Dryden v Greater Glasgow Health Board [1992] IRLR 469 is a UK labour law case concerning the contract of employment.
Lord Coulsfield in the Edinburgh Employment Appeal Tribunal held that a unilateral variation on the workplace rules did not amount to a breach of any contract term.
Before turning to these contentions, however, we should first deal with the question whether the contract contained any specific implied term related to smoking, a matter in respect of which we were left in some uncertainty about the appellant's position.
The question whether a term should be implied in a particular contract is one dependent on the particular facts and circumstances, and, while we think that there is much force in the reasoning of the Industrial Tribunal, it seems to us that they went further than is necessary for the decision of this case.

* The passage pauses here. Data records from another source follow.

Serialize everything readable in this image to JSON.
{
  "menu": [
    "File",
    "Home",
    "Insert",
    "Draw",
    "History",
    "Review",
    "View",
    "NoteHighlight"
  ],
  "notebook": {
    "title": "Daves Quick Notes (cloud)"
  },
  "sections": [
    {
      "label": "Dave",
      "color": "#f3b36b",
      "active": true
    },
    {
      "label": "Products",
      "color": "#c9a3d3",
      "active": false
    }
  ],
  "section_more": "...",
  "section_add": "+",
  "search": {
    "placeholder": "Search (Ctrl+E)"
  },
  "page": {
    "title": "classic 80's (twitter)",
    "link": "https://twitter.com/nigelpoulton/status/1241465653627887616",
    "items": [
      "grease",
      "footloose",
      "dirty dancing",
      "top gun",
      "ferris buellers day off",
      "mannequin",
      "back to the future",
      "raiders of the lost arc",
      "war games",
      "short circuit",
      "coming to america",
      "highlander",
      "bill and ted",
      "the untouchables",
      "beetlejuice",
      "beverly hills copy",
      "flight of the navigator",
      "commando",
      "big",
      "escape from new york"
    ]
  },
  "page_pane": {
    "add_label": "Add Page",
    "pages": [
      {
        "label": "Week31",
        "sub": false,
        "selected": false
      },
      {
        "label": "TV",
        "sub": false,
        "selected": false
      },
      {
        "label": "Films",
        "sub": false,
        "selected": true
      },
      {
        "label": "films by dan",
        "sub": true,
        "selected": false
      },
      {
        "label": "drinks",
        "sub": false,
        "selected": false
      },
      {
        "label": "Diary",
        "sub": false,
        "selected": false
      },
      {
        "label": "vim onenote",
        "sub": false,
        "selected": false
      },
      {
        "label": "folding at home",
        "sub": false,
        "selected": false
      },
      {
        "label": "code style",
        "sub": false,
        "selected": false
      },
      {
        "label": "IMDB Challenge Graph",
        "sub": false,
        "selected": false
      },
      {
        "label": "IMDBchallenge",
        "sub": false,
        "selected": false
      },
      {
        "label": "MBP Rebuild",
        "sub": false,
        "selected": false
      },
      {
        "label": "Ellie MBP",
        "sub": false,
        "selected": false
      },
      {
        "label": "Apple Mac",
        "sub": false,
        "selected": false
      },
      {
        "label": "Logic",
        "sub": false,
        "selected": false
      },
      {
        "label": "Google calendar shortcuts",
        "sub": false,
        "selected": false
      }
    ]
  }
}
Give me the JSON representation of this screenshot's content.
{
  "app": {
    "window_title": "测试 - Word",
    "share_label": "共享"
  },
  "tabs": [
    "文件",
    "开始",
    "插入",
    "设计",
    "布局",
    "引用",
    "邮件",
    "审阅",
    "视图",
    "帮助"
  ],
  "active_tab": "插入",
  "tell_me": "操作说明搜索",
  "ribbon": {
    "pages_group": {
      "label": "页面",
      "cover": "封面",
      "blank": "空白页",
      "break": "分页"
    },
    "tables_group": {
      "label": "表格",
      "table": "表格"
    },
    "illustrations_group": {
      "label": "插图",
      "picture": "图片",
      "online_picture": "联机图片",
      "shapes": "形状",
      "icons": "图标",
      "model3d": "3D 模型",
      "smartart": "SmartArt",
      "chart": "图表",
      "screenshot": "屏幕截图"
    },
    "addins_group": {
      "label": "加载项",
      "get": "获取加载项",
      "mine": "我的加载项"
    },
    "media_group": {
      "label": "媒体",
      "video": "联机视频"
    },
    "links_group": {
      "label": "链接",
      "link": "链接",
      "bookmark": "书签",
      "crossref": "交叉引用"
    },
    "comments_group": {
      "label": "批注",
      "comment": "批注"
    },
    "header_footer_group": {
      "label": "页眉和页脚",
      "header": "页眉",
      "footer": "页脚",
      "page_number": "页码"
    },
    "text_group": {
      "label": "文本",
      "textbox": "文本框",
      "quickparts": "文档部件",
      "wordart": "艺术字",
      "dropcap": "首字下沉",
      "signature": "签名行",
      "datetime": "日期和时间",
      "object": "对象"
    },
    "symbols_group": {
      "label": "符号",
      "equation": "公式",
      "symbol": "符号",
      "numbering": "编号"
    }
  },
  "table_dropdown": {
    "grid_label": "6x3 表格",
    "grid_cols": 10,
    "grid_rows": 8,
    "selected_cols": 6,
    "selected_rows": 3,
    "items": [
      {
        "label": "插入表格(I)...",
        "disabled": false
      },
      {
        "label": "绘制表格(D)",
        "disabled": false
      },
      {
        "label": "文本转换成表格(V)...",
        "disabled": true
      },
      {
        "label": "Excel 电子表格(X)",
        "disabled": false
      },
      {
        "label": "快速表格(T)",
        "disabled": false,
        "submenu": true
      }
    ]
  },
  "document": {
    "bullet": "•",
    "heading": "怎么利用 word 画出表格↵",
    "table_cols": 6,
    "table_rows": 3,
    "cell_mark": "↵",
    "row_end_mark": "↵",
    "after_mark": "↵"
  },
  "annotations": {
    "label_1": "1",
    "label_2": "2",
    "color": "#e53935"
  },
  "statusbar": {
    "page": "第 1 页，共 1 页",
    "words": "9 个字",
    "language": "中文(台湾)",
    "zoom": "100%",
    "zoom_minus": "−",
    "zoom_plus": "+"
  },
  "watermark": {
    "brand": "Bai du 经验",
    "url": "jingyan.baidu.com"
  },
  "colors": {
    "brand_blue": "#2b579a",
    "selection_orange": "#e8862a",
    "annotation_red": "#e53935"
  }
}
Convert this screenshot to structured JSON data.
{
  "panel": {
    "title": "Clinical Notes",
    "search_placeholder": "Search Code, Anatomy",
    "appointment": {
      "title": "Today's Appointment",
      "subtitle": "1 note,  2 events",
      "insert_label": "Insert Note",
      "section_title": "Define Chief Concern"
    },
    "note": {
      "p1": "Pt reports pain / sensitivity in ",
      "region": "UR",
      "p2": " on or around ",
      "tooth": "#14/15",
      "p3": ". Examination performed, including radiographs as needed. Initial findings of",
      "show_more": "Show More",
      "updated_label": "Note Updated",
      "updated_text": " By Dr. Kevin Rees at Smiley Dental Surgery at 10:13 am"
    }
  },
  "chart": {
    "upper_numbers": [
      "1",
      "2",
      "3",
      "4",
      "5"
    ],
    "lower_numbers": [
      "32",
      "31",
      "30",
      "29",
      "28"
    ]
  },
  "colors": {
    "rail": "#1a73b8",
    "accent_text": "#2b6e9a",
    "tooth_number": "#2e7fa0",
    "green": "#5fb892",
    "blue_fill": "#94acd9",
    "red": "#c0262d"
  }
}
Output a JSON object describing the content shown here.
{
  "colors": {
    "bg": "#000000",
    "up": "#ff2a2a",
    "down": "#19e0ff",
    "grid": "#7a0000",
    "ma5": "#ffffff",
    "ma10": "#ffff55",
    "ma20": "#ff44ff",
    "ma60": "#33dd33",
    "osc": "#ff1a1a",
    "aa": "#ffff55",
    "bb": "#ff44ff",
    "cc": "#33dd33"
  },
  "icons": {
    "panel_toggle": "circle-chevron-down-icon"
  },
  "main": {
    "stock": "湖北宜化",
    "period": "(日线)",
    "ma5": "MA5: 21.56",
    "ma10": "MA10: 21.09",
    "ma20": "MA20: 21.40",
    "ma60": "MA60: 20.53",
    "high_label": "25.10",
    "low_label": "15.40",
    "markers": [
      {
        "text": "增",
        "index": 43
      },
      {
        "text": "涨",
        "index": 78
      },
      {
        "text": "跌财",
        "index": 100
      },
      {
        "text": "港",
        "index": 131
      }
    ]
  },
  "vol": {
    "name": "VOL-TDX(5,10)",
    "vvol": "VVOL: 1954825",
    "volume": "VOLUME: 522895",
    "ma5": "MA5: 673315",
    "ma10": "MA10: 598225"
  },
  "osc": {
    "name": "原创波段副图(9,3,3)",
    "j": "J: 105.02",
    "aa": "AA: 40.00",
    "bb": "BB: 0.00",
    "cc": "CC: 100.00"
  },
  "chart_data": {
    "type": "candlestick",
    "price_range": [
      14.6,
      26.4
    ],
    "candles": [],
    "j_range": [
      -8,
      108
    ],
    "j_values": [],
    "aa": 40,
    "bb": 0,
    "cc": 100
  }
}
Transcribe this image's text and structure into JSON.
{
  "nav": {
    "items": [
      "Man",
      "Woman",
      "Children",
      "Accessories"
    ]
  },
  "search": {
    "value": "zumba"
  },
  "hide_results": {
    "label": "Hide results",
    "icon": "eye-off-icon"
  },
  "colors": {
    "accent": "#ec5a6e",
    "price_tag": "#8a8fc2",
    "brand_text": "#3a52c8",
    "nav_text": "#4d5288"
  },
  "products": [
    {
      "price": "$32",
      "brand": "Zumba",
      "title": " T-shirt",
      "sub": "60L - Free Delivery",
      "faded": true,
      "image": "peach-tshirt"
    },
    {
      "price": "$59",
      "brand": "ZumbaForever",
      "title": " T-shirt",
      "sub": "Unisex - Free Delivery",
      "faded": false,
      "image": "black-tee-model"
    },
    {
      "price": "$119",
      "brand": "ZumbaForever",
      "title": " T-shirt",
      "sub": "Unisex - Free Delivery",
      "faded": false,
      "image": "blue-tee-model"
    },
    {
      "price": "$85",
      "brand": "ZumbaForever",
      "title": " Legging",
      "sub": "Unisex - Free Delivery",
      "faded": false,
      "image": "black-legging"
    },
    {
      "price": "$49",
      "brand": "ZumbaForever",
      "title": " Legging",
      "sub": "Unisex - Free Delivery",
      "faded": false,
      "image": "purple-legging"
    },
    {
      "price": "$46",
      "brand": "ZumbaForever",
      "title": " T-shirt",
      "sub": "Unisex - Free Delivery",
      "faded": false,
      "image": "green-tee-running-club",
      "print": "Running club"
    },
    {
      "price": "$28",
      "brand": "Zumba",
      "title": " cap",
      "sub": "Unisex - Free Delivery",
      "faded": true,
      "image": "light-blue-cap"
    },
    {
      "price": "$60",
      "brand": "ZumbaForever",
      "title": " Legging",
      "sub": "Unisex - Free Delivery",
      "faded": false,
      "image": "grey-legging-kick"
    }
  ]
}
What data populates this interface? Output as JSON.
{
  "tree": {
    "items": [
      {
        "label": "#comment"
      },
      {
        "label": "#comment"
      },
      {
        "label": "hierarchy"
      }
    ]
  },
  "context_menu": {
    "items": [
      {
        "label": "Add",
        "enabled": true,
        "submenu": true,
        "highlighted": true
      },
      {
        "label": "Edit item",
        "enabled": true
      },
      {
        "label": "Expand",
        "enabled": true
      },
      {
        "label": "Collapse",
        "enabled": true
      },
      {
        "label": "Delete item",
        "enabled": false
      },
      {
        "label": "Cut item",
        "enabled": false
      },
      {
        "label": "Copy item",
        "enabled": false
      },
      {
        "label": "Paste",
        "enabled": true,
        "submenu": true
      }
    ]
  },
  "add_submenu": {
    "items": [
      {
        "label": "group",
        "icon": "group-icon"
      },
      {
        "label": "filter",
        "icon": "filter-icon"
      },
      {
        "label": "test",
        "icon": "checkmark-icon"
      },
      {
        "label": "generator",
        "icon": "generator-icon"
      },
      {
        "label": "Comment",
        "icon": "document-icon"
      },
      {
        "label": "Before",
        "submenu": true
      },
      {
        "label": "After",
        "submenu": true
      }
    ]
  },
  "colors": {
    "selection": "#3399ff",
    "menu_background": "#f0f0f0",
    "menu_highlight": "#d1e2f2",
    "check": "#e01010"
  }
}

It is sufficient, in our opinion, to say that the findings of fact and submissions before us form an entirely inadequate basis for holding that there was any implied contract term to the effect that smoking would, to some extent or in some way, continue to be permitted, either generally or in the particular case of the appellant.
Neither before us, nor, it appears, before the Industrial Tribunal, was there any real attempt to present an argument for the existence of an implied term related to the well-established tests which have to be applied in order to determine whether or not such a term should be held to form part of a contract, nor was there any real attempt to lead evidence to establish the facts necessary to found such an argument.